A dev tool that loads a session via hydrateSession, reconstructs the full LLM
context, and re-runs the agent loop with a local model or modified prompt. Writes
to a forked conversation so the original is untouched.
make replay SESSION_ID=sess_xxx [MODEL=claude-sonnet-4-20250514] [FROM_MESSAGE=4]Either way, the local replay script works the same:
# 1. Download from production
make export-session SESSION_ID=sess_xxx
# or: curl -H "X-Internal-Token: ..." https://api.../sessions/sess_xxx/export > export.json
# 2. Replay locally (fork)
make replay SESSION=sess_xxx [MODEL=claude-sonnet-4-20250514] [FROM_MESSAGE=4]The replay script:
- Loads the exported bundle from disk
- Inserts the session + seed messages + conversation records into the local DB (with a new conversation_id to avoid collisions)

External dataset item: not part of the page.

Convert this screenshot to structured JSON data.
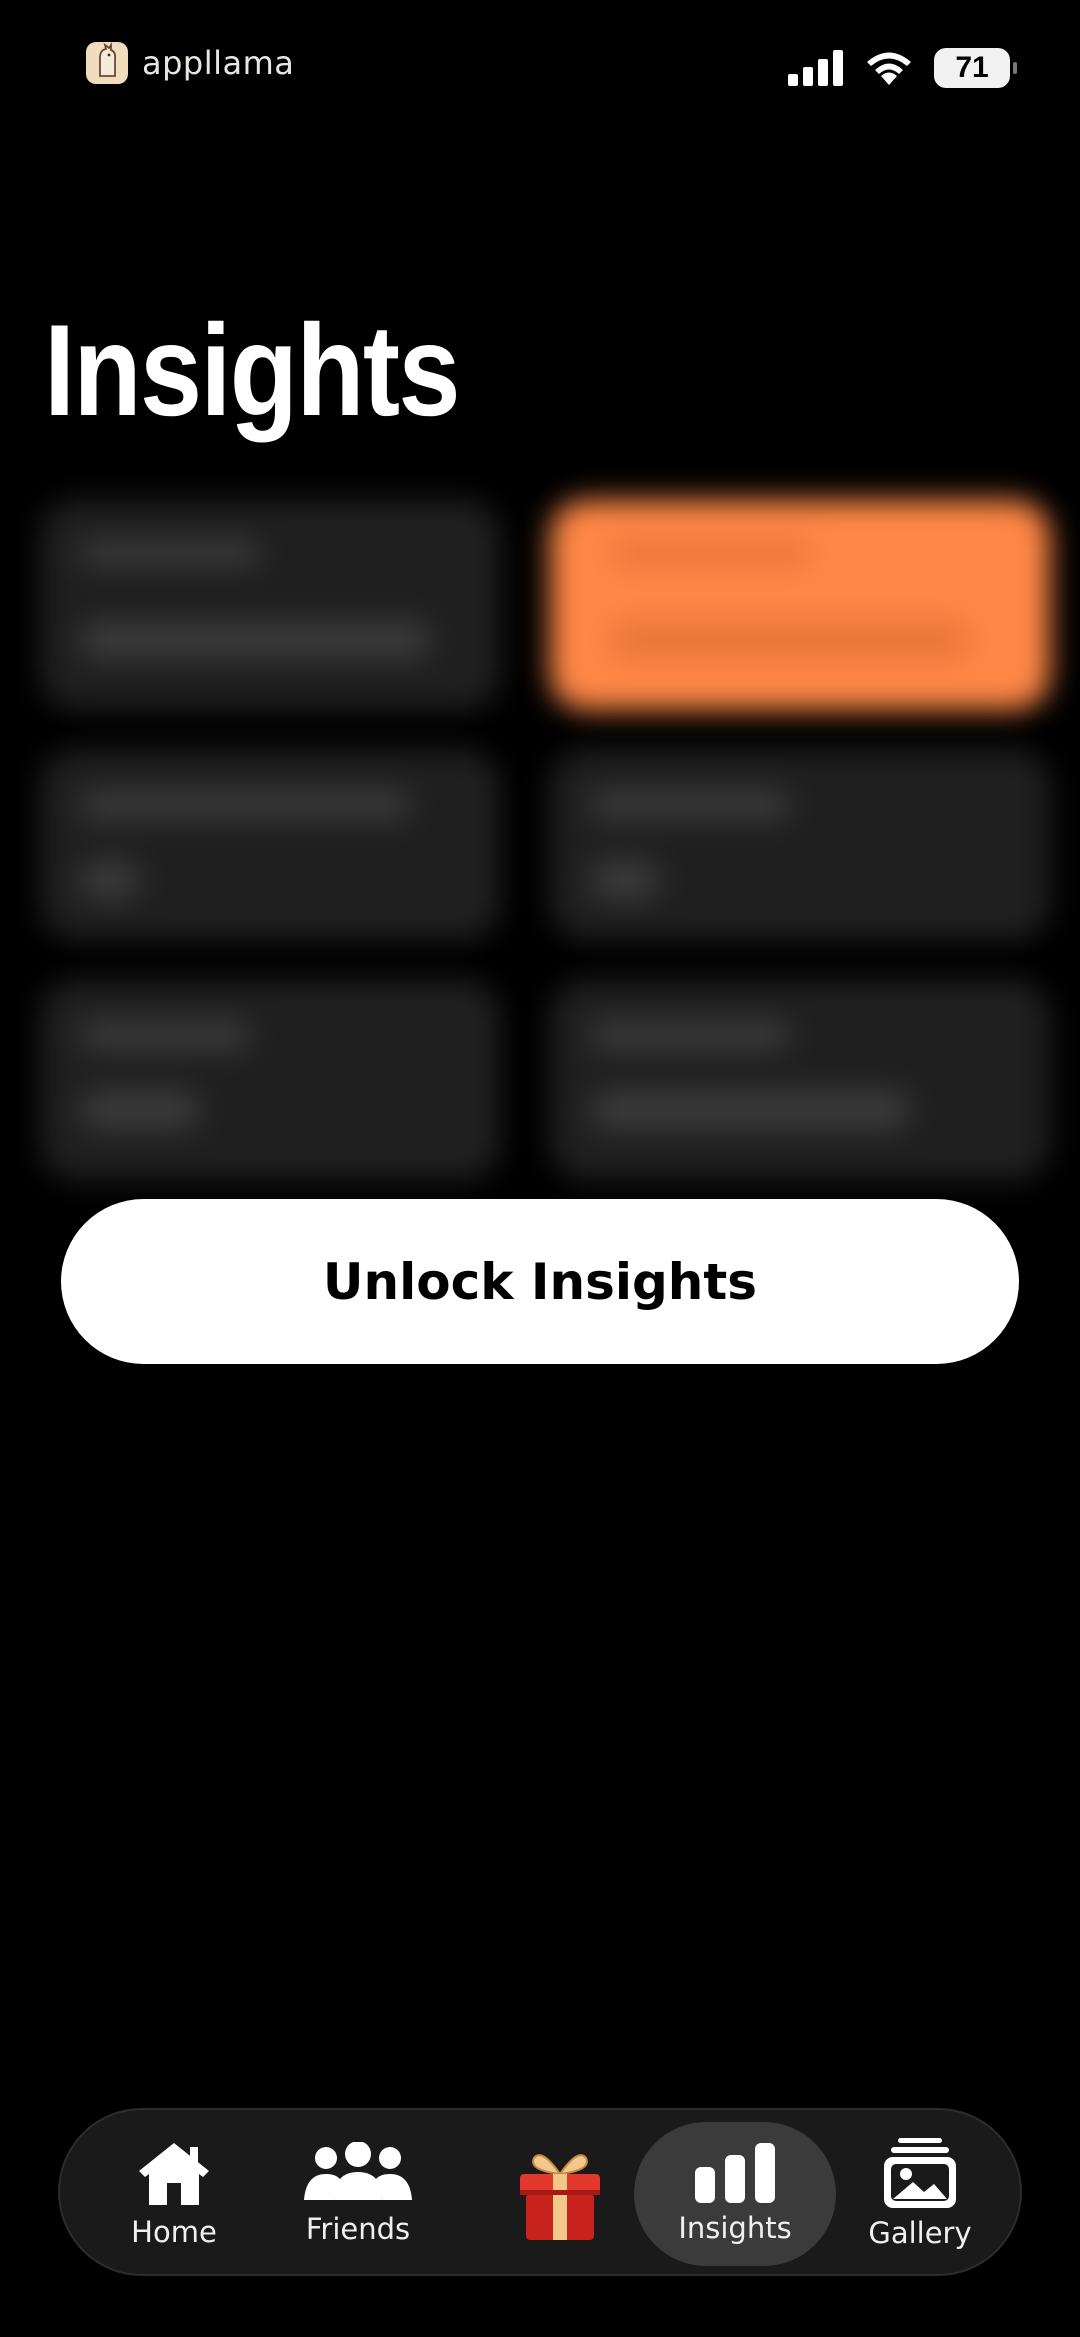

- Calls runAgentLoop with tools in dry-run mode (no actual email sending — ComposeEmail returns the composed body but doesn't call SES)
- The loop picks up from FROM_MESSAGE (or replays from scratch), writing new messages to the local conversation_records
- Diff the original vs replayed messages to see what changed
4c-i. Export endpoint / script — the production → local bridge. Add the internal API endpoint. Also add a CLI wrapper that calls it via curl + SSM tunnel.
4c-ii. Import-and-replay script — takes an exported bundle, imports it into the local DB, and runs the agent loop in dry-run mode. This reuses hydrateSession from 3a.
4c-iii. Dry-run tool mode — a flag on ToolExecutionContext (or ToolRuntime) that makes side-effecting tools (ComposeEmail, WriteFile) return their result without actually executing. Some tools are already safe (ReadFile, CodeExecution); only a few need gating.
Files: new scripts/replay.ts or packages/elwing/src/cli/replay.ts.
Phase 1 (no DB changes):
1a ──┐
1b ──┼──→ 1e
1c ──┘
1d (independent)
Phase 2 (session table):
2a ──→ 2b ──→ 2c ──→ 2d
Phase 3 (hydration):
2d
↓
3a ──→ 3b (chat Redis → DB migration)
├──→ 3c (messenger, small change)
└──→ 3d (email, read-side only)
Phase 4 (slim steps + replay):
3a
↓
4a ──→ 4b ──→ 4c
Phase 1 can proceed in parallel with 2a. Steps 3b, 3c, 3d are independent of each other. Phase 4 requires 3a.